Labour’s deputy leader Angela Rayner said: “This absolutely damning report exposes the shameful and toxic waste of Boris Johnson’s Conservatives. Ministers have been carelessly burning taxpayers’ money by the billion as unusable gowns, goggles, and gloves literally go up in flames.”

“On protective equipment they got the big calls hopelessly wrong as ministers lined the pockets of their cronies with public money using their illegal VIP fast lane while failing key workers on the frontline. It is outright incompetence and downright sleaze.

“The Covid public inquiry must be free of the Prime Minister’s interference so it can get to the bottom of this scandal.
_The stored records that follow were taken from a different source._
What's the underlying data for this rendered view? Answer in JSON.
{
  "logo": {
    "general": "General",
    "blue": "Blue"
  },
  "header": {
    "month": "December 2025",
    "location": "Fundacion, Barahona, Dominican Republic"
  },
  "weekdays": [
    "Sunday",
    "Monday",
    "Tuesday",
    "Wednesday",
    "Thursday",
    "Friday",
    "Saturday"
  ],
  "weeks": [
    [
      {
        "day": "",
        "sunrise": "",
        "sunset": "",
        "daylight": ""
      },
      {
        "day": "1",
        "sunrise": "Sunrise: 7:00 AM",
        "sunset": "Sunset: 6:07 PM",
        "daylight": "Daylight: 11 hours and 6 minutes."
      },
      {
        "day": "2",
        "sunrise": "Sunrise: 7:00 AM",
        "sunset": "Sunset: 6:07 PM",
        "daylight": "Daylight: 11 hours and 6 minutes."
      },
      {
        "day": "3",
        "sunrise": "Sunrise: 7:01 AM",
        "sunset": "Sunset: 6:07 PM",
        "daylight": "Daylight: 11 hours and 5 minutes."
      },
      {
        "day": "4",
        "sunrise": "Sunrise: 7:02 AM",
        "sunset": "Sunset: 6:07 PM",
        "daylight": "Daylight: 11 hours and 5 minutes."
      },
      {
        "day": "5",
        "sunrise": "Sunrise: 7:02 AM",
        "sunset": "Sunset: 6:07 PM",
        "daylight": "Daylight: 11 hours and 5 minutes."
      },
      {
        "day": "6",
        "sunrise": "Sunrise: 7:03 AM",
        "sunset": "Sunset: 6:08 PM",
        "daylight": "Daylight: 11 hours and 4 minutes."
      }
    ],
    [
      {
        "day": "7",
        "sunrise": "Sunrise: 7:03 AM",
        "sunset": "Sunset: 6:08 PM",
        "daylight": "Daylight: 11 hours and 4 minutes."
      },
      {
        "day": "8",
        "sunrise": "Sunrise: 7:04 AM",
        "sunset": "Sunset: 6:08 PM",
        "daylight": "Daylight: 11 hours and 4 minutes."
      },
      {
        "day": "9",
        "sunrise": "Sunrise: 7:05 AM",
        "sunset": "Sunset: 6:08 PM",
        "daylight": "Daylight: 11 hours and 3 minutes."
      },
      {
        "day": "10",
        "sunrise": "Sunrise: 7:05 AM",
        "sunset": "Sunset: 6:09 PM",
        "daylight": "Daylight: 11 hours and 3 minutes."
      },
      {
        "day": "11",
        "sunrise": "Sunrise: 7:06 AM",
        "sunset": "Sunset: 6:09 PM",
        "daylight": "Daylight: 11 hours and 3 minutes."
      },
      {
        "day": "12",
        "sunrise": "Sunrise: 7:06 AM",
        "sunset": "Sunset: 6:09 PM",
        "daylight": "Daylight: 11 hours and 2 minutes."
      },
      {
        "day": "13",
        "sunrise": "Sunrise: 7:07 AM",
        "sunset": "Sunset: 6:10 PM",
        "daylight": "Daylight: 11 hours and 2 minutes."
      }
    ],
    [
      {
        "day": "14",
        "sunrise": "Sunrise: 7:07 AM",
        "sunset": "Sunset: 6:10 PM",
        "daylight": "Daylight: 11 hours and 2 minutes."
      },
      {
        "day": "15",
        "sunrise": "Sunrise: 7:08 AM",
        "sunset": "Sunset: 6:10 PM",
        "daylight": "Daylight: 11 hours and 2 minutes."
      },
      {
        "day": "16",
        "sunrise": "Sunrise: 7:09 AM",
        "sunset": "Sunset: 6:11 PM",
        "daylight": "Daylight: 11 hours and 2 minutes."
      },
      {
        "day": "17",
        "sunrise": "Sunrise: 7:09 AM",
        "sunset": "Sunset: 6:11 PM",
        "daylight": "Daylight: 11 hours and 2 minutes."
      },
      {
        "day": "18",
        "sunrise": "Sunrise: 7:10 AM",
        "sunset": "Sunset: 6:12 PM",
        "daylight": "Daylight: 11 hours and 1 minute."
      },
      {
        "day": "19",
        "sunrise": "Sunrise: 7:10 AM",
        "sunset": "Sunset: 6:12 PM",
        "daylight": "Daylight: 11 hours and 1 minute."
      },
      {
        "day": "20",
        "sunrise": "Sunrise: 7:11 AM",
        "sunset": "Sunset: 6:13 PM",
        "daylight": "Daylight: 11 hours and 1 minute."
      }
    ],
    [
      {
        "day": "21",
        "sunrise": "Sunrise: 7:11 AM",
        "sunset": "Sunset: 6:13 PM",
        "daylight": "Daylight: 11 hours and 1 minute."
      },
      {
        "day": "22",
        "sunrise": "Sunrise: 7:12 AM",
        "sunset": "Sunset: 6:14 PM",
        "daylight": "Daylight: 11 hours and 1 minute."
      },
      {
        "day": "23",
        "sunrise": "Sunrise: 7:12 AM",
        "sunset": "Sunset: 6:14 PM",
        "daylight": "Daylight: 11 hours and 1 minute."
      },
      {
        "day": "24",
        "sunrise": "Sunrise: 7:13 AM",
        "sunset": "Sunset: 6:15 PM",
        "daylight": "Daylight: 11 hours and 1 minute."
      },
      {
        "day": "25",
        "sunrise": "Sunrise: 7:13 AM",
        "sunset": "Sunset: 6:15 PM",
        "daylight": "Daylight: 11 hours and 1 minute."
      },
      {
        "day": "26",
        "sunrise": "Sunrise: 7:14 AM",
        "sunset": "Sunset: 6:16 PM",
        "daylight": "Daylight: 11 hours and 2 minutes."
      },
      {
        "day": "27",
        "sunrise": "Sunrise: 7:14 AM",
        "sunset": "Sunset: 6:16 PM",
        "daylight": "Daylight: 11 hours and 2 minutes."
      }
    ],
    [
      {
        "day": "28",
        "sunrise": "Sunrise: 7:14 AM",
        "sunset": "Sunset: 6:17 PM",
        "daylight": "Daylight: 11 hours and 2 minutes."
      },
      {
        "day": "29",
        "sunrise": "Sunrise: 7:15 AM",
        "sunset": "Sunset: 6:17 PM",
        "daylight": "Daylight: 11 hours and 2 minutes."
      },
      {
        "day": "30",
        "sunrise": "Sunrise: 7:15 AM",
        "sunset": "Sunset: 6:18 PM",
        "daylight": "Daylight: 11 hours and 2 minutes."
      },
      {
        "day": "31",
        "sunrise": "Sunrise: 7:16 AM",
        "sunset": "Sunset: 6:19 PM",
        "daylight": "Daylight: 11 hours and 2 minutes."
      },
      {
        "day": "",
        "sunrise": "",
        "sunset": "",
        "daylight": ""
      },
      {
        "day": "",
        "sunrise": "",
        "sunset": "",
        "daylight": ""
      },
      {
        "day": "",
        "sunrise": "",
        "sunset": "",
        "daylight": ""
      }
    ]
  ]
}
Ministers must face the full consequences of their wasteful negligence and unforgivable corruption.”

The DHSC spokesperson said: “In the face of an unpredictable and dangerous virus, we make no apology for procuring too much PPE rather than too little, and only 3% of the PPE we procured was unusable in any context.

“At the height of the pandemic, there was unprecedented global demand for and massive inflation in prices of PPE. But despite these global challenges, we delivered over 19.8 billion items of PPE to frontline staff to keep them safe.

“Now we are confident we have sufficient PPE to cover any future Covid demands, we are taking decisive action and have reduced storage costs by 82 per cent since October 2020.”